Structuur van het membraan
Een proces in vijf fasen wordt gebruikt in de overgrote meerderheid van de apparaten die tegenwoordig op de markt zijn. Dit voorkomt bij grote hoeveelheden concentraat dat de osmotische druk te hoog oploopt en dat er te veel externe druk moet worden uitgeoefend om het water te zuiveren.
Poriegrootte
De poriën van het membraan zijn gewoonlijk 0,0001 micron groot. 1 micron (µm) komt overeen met 0,001 millimeter, d.w.z. het membraan heeft een poriegrootte van 0,000001 millimeter.
Ter vergelijking: in de handel verkrijgbare waterfilters voor buiten hebben een poriegrootte van 0,1 tot 0,2 µm, dus ze hebben nog steeds relatief grote poriën. Niettemin filteren ze vooral verontreinigende stoffen en bacteriën eruit.
Qua technische structuur is een omgekeerde osmosemembraan een buis die is bedekt met verschillende lagen. Het ongezuiverde water komt het buitenste deel van de buis binnen en beweegt naar binnen als het zuiverder wordt. Vanuit het binnenste deel van deze buis komt, na door de gehele filterlaag te zijn gestroomd, gezuiverd water uit een centraal geplaatste cilinder.

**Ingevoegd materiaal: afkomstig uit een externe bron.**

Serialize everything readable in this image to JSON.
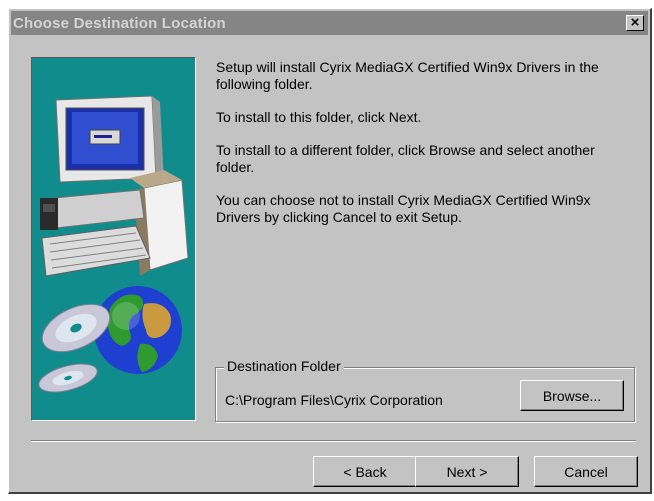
{
  "window": {
    "title": "Choose Destination Location",
    "close_label": "×"
  },
  "body": {
    "paragraphs": [
      "Setup will install Cyrix MediaGX Certified Win9x Drivers in the following folder.",
      "To install to this folder, click Next.",
      "To install to a different folder, click Browse and select another folder.",
      "You can choose not to install Cyrix MediaGX Certified Win9x Drivers by clicking Cancel to exit Setup."
    ]
  },
  "destination": {
    "group_label": "Destination Folder",
    "path": "C:\\Program Files\\Cyrix Corporation",
    "browse_label": "Browse..."
  },
  "buttons": {
    "back_label": "< Back",
    "next_label": "Next >",
    "cancel_label": "Cancel"
  },
  "colors": {
    "dialog_bg": "#c3c3c3",
    "titlebar_bg": "#858585",
    "picture_bg": "#108c8c"
  },
  "icons": [
    "computer-illustration",
    "cd-icon",
    "globe-icon",
    "box-icon"
  ]
}
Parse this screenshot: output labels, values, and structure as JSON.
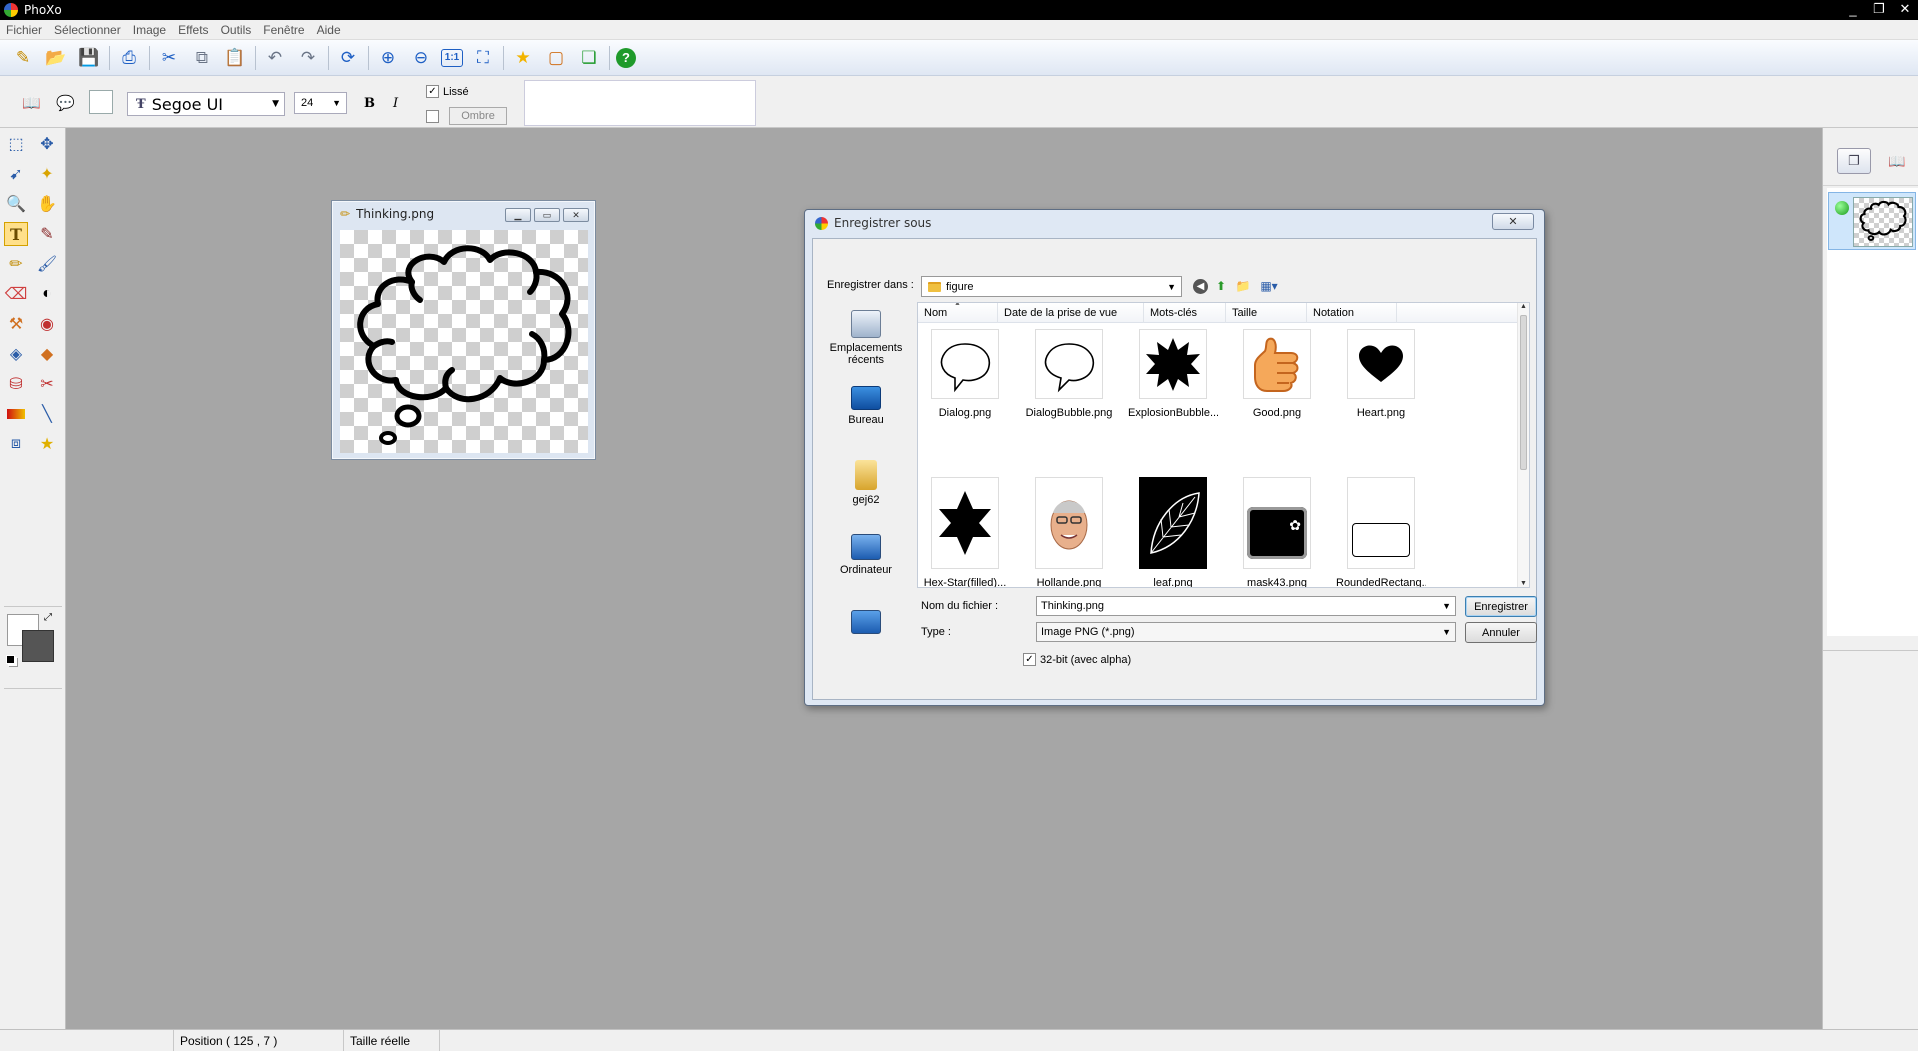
{
  "window": {
    "title": "PhoXo",
    "minimize": "_",
    "restore": "❐",
    "close": "✕"
  },
  "menu": [
    "Fichier",
    "Sélectionner",
    "Image",
    "Effets",
    "Outils",
    "Fenêtre",
    "Aide"
  ],
  "toolbar_icons": [
    "new-file-icon",
    "open-folder-icon",
    "save-icon",
    "print-icon",
    "cut-icon",
    "copy-icon",
    "paste-icon",
    "undo-icon",
    "redo-icon",
    "refresh-icon",
    "zoom-in-icon",
    "zoom-out-icon",
    "actual-size-icon",
    "fit-window-icon",
    "favorite-star-icon",
    "frame-icon",
    "layers-icon",
    "help-icon"
  ],
  "text_options": {
    "font": "Segoe UI",
    "font_glyph": "Ŧ",
    "size": "24",
    "bold": "B",
    "italic": "I",
    "lisse_label": "Lissé",
    "lisse_checked": true,
    "ombre_label": "Ombre",
    "ombre_checked": false
  },
  "document": {
    "title": "Thinking.png"
  },
  "dialog": {
    "title": "Enregistrer sous",
    "close": "✕",
    "save_in_label": "Enregistrer dans :",
    "save_in_value": "figure",
    "places": [
      {
        "label": "Emplacements récents"
      },
      {
        "label": "Bureau"
      },
      {
        "label": "gej62"
      },
      {
        "label": "Ordinateur"
      },
      {
        "label": ""
      }
    ],
    "columns": [
      "Nom",
      "Date de la prise de vue",
      "Mots-clés",
      "Taille",
      "Notation"
    ],
    "files_row1": [
      "Dialog.png",
      "DialogBubble.png",
      "ExplosionBubble...",
      "Good.png",
      "Heart.png"
    ],
    "files_row2": [
      "Hex-Star(filled)...",
      "Hollande.png",
      "leaf.png",
      "mask43.png",
      "RoundedRectang..."
    ],
    "filename_label": "Nom du fichier :",
    "filename_value": "Thinking.png",
    "type_label": "Type :",
    "type_value": "Image PNG (*.png)",
    "save_button": "Enregistrer",
    "cancel_button": "Annuler",
    "alpha_label": "32-bit (avec alpha)",
    "alpha_checked": true
  },
  "status": {
    "position": "Position ( 125 , 7 )",
    "zoom": "Taille réelle"
  }
}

Het membraan dient continu met stromend water gespoeld te worden zodat de osmotische druk uit de afzettingen van de uitgefilterde stoffen (concentraat) niet te hoog wordt. Dit verbruikt veel water om zuiver water te produceren.
Membranen die werken met dwarsstroomfiltratie gebruiken de schuifkrachten van water dat diagonaal over het membraan wordt gepompt. Hierdoor kan er geen concentraat op het membraan terechtkomen, maar wordt het water toch door de membraanporiën geperst. Hoewel dit minder water vereist, kost het veel meer energie.
Stof maten
Een mensenhaar is ongeveer 100 micron dik, bloedcellen zijn ongeveer 10 micron groot. Bacteriën zijn tussen de 4 en 1 µm groot, terwijl virussen tussen de 0,4 en 0,02 µm groot zijn. Pesticiden zijn aanwezig in moleculen van 0,01 µm, nitraat is ongeveer 0,001 µm.
tips en trucs
Het wegfilteren van natuurlijke mineralisatie maakt osmosewater niet erg gezond om te drinken.